When I began to feel more comfortable talking to Mum, she began to empathise with me a lot and gave me direct tips that were related to what was going on. She really put things into perspective and prioritised all the important things in my life, like my family and education.
Maths was a subject I’ve struggled with since Year 3 and I’m still trying to improve a lot but there has been growth for sure. In Year 5, though, I started to see improvements. I put my head down and focused. At that point, I obviously felt excluded but it was then I realised that the old mentality I had wasn’t going to benefit me at all.
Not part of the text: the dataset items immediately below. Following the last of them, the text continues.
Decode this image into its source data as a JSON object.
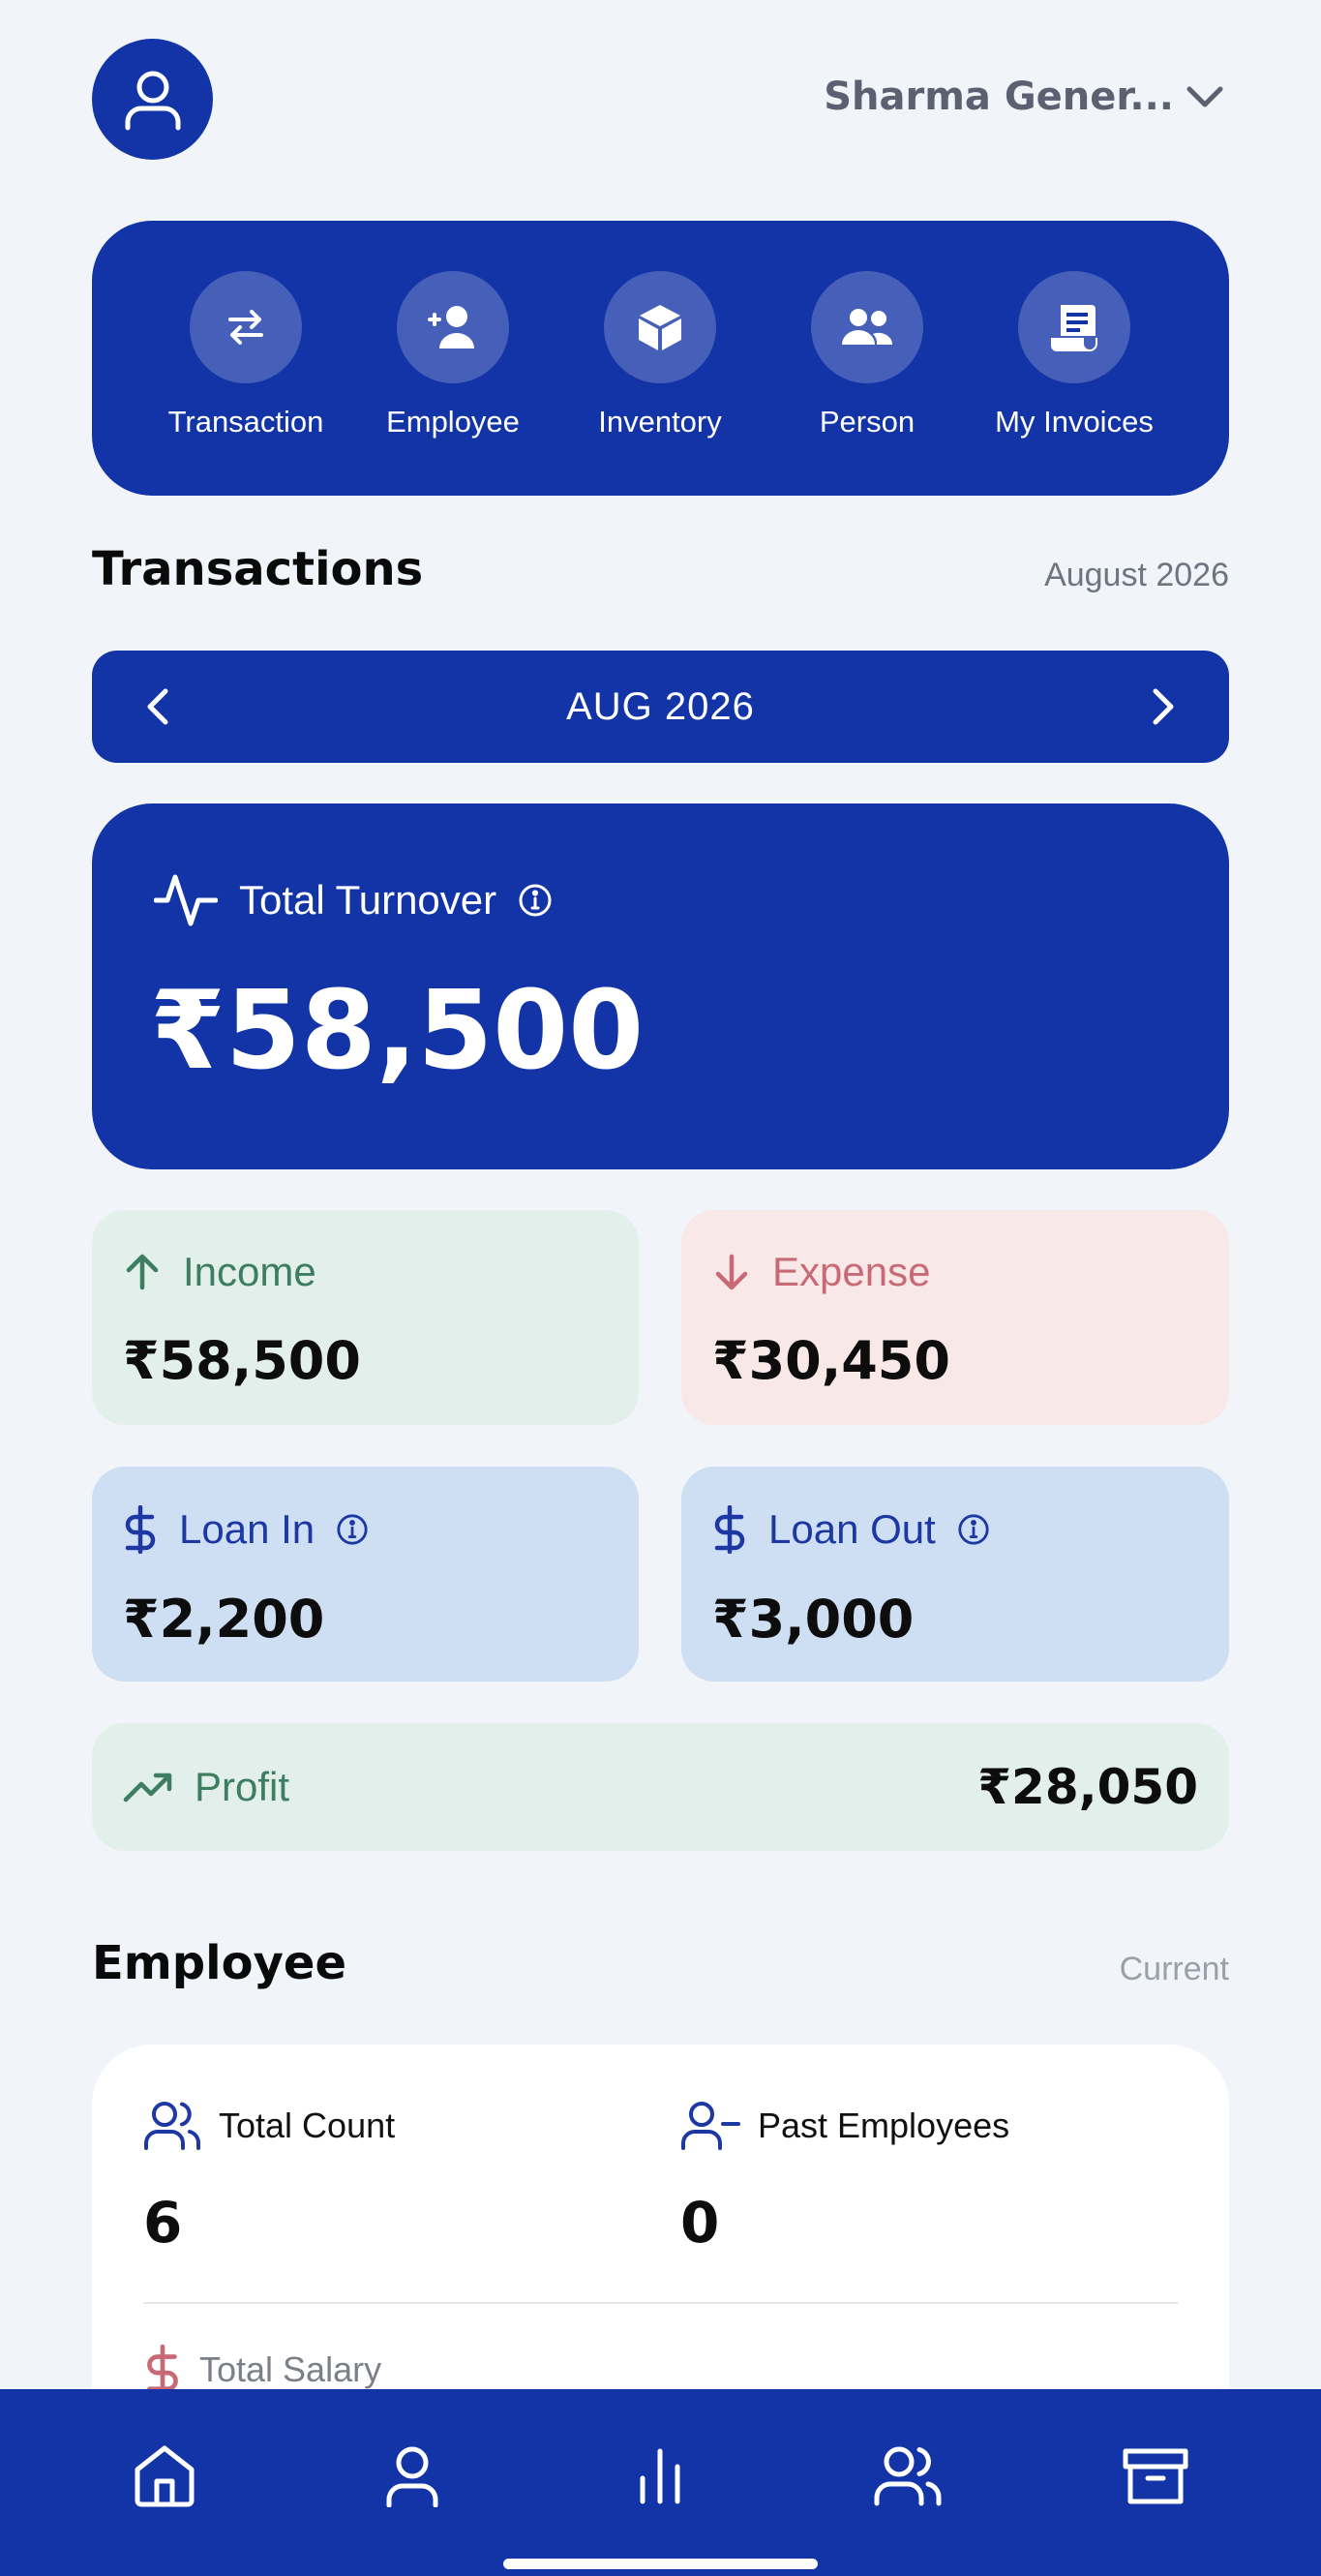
{
  "header": {
    "business_name": "Sharma Gener..."
  },
  "quick_actions": [
    {
      "label": "Transaction",
      "icon": "arrows-swap-icon"
    },
    {
      "label": "Employee",
      "icon": "user-plus-icon"
    },
    {
      "label": "Inventory",
      "icon": "box-icon"
    },
    {
      "label": "Person",
      "icon": "users-icon"
    },
    {
      "label": "My Invoices",
      "icon": "receipt-icon"
    }
  ],
  "transactions": {
    "title": "Transactions",
    "period": "August 2026",
    "month_label": "AUG 2026",
    "turnover_label": "Total Turnover",
    "turnover_value": "₹58,500",
    "income_label": "Income",
    "income_value": "₹58,500",
    "expense_label": "Expense",
    "expense_value": "₹30,450",
    "loan_in_label": "Loan In",
    "loan_in_value": "₹2,200",
    "loan_out_label": "Loan Out",
    "loan_out_value": "₹3,000",
    "profit_label": "Profit",
    "profit_value": "₹28,050"
  },
  "employee": {
    "title": "Employee",
    "filter": "Current",
    "total_count_label": "Total Count",
    "total_count_value": "6",
    "past_label": "Past Employees",
    "past_value": "0",
    "salary_label": "Total Salary"
  },
  "bottom_nav": [
    "home-icon",
    "user-icon",
    "bar-chart-icon",
    "users-icon",
    "archive-icon"
  ],
  "colors": {
    "primary": "#1234a6",
    "background": "#f1f4f9",
    "income": "#3d7d61",
    "expense": "#c86a76"
  }
}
Now I’m an A and B student in Maths. I was honestly very impressed with how things that turned out. It was hard to overcome the passing away of a close relative as a kid but over time this hardship became my strong point. While it was hard to overcome, such an adversity seemed to benefit me mentally and academically, because I wanted to make my relative proud of my growth.
A lot has changed. I’ve been able to push past what others think and gather a great group of new friends, fix my mindset as to what’s important and that is my studying.
When I started to notice that I was bouncing back from my problems, I surprised myself. I never dreamed of passing a maths exam properly. So when I started to do well, I began to push myself to go even further. And it’s been worth it.